Publikacja: 20.02.2013 01:08

Emerytury z Zakładu Ubezpieczeń Społecznych pobiera 4,97 mln osób – wynika z najnowszych danych. Cztery lata temu, w styczniu 2009 r., było ich 5 mln. Nie jest to sytuacja zwyczajna. Do 2008 r. liczba emerytów rosła w ogromnym tempie. Tylko w latach 2005 – 2008 przybyło ich 830 tys.

Ta zmiana to skutek przeprowadzonej w 2008 r. likwidacji części przywilejów emerytalnych. Gabinet Tuska nie tylko, o prawie 1 mln, ograniczył wcześniejsze emerytury dla zatrudnionych w tzw. szkodliwych warunkach (tzw. pomostówki), ale wygasił też „powszechne" przywileje – dla 55-letnich kobiet i 60-letnich mężczyzn. Do tamtej pory standardem było korzystanie z tych przywilejów.

Ta decyzja przynosi dziś wiele korzyści. Wyhamowały wydatki ZUS na emerytury. W 2008 roku, rekordowym pod względem liczby nowych świadczeniobiorców, zakład wydawał w styczniu na te świadczenia 6,3 mld zł, a w grudniu – już 7,3 mld, a więc o niemal 16 proc. więcej W ubiegłym roku ten wzrost wyniósł tylko 5,6 proc. (styczeń – 8,9 mld zł, grudzień 9,4 mld). Ministerstwo Finansów szacuje oszczędności z tytułu wygaszenia przywilejów tylko w 2012 r. na ponad 5 mld zł.  Czyli od wprowadzenia zmian zaoszczędziliśmy już ok. 20 mld zł, i z każdym rokiem kwota ta rośnie. – Pamiętajmy, że potem rząd podjął decyzję o podniesieniu wieku emerytalnego. To kolejne oszczędności – dodaje Władysław Kosiniak-Kamysz, minister pracy i polityki społecznej.
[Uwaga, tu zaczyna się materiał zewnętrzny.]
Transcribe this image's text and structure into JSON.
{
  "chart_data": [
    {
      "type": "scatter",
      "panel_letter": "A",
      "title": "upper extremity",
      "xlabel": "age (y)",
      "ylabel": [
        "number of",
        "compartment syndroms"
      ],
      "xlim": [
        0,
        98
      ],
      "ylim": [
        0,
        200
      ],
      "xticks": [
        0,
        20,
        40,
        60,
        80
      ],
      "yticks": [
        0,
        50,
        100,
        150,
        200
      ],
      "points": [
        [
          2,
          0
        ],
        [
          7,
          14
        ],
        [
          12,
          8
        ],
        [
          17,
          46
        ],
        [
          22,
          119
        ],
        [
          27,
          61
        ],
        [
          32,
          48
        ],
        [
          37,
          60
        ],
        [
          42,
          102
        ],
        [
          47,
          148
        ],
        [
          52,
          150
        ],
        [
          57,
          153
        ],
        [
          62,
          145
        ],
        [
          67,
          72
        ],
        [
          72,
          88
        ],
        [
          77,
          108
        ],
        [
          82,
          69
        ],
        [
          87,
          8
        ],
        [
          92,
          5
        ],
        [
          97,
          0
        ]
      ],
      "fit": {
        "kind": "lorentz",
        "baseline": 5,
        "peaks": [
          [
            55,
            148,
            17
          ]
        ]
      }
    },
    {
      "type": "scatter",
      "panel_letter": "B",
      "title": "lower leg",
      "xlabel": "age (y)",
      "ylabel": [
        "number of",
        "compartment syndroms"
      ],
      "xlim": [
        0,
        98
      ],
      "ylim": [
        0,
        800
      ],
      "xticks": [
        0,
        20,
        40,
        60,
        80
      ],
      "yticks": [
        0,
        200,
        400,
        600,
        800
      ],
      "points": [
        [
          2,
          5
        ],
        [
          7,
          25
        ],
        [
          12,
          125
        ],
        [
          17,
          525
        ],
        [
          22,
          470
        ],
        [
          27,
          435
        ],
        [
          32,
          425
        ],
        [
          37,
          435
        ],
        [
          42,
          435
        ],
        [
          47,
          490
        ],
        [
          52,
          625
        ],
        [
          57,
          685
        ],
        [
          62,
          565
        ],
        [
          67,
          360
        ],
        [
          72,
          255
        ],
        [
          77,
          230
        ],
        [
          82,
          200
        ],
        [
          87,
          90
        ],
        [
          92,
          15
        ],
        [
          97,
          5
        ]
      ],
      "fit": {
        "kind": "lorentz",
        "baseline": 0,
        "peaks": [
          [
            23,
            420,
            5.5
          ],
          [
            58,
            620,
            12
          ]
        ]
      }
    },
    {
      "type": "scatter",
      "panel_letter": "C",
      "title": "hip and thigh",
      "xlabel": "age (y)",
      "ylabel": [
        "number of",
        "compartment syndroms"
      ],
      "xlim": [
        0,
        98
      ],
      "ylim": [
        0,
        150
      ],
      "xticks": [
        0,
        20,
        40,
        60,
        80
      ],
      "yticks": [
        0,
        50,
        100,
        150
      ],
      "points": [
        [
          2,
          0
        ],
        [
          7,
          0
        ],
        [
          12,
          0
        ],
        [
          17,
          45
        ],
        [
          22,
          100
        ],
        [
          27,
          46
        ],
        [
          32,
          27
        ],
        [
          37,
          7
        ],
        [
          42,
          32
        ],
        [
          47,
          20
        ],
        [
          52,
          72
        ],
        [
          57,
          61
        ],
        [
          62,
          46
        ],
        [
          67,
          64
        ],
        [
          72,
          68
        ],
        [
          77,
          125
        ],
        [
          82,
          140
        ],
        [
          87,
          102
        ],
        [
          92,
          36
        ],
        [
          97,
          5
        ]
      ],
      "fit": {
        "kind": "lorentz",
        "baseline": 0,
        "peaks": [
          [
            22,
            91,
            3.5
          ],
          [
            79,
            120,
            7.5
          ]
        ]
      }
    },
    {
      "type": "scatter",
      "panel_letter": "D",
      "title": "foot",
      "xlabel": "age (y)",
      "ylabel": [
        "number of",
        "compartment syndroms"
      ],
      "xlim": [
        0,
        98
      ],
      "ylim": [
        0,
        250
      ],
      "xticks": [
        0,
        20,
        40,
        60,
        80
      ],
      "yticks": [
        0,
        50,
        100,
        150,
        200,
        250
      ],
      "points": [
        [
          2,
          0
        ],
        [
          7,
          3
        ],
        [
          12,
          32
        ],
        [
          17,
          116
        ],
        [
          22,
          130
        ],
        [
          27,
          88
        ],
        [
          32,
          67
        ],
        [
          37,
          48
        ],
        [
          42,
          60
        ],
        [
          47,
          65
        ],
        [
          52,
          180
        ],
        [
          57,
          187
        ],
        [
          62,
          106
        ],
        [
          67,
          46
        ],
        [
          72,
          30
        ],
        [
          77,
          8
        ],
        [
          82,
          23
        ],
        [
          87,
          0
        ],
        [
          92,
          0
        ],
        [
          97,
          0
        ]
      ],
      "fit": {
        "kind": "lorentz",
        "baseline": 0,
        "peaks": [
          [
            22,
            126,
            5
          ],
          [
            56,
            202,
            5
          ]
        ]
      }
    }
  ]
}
Likwidacja przywilejów nie zwiększyla bezrobocia wśród starszych osób. – Pracuje coraz więcej ludzi po 55. roku życia – wskazuje Wiktor Wojciechowski, główny ekonomista Invest-Banku. Z danych GUS wynika, że w I kw. 2009 r. pracowało 31,4 proc. osób w wieku 55 – 64 lat. W III kw. ubiegłego roku – już 39,6 proc. W tym czasie ogólny wskaźnik zatrudnienia niemal nie drgnął – wtedy wynosił 58,9, teraz jest na poziomie 60,2 proc. Wydłużenie czasu pracy oznacza korzyści dla samych emerytów – dostają wyższe świadczenia, są aktywniejsi, czują się potrzebni.
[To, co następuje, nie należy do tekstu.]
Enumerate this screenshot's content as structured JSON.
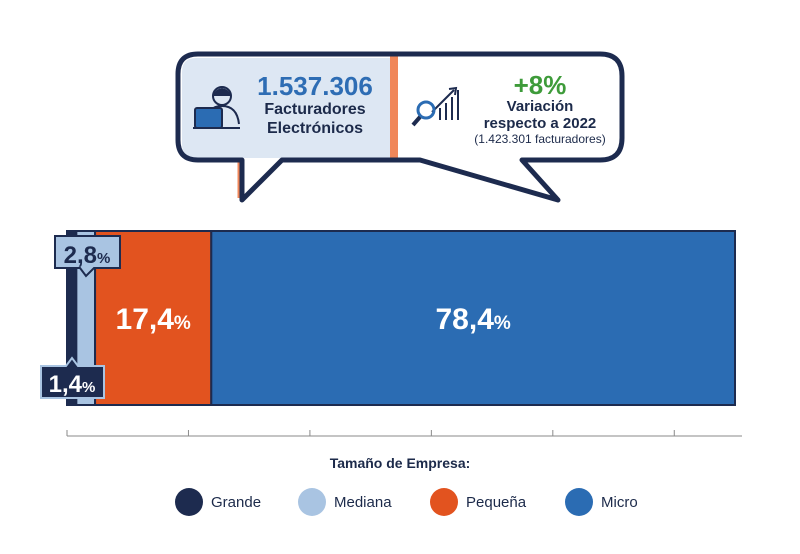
{
  "callout": {
    "facturadores_value": "1.537.306",
    "facturadores_label_1": "Facturadores",
    "facturadores_label_2": "Electrónicos",
    "variation_value": "+8%",
    "variation_label_1": "Variación",
    "variation_label_2": "respecto a 2022",
    "variation_sub": "(1.423.301 facturadores)"
  },
  "chart_data": {
    "type": "bar",
    "orientation": "horizontal-stacked",
    "xlabel": "Tamaño de Empresa:",
    "series": [
      {
        "name": "Grande",
        "value": 1.4,
        "label": "1,4",
        "color": "#1d2b4f"
      },
      {
        "name": "Mediana",
        "value": 2.8,
        "label": "2,8",
        "color": "#a9c4e2"
      },
      {
        "name": "Pequeña",
        "value": 17.4,
        "label": "17,4",
        "color": "#e2531f"
      },
      {
        "name": "Micro",
        "value": 78.4,
        "label": "78,4",
        "color": "#2b6cb3"
      }
    ],
    "unit": "%",
    "xlim": [
      0,
      100
    ],
    "grid": false,
    "legend_position": "bottom"
  },
  "colors": {
    "navy": "#1d2b4f",
    "light_panel": "#dde7f3",
    "orange_divider": "#f0875a",
    "icon_blue": "#2b6cb3"
  }
}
W tej łyżce miodu jest jednak sporo dziegciu. Mimo podjęcia tej reformy ZUS dalej jest niewydolny, a systemy emerytur mundurowych i KRUS są praktycznie finansowane z budżetu. – Trzeba likwidować wszystkie pozostałe przywileje – mówi Jeremi Mordasewicz, ekspert PKPP Lewiatan.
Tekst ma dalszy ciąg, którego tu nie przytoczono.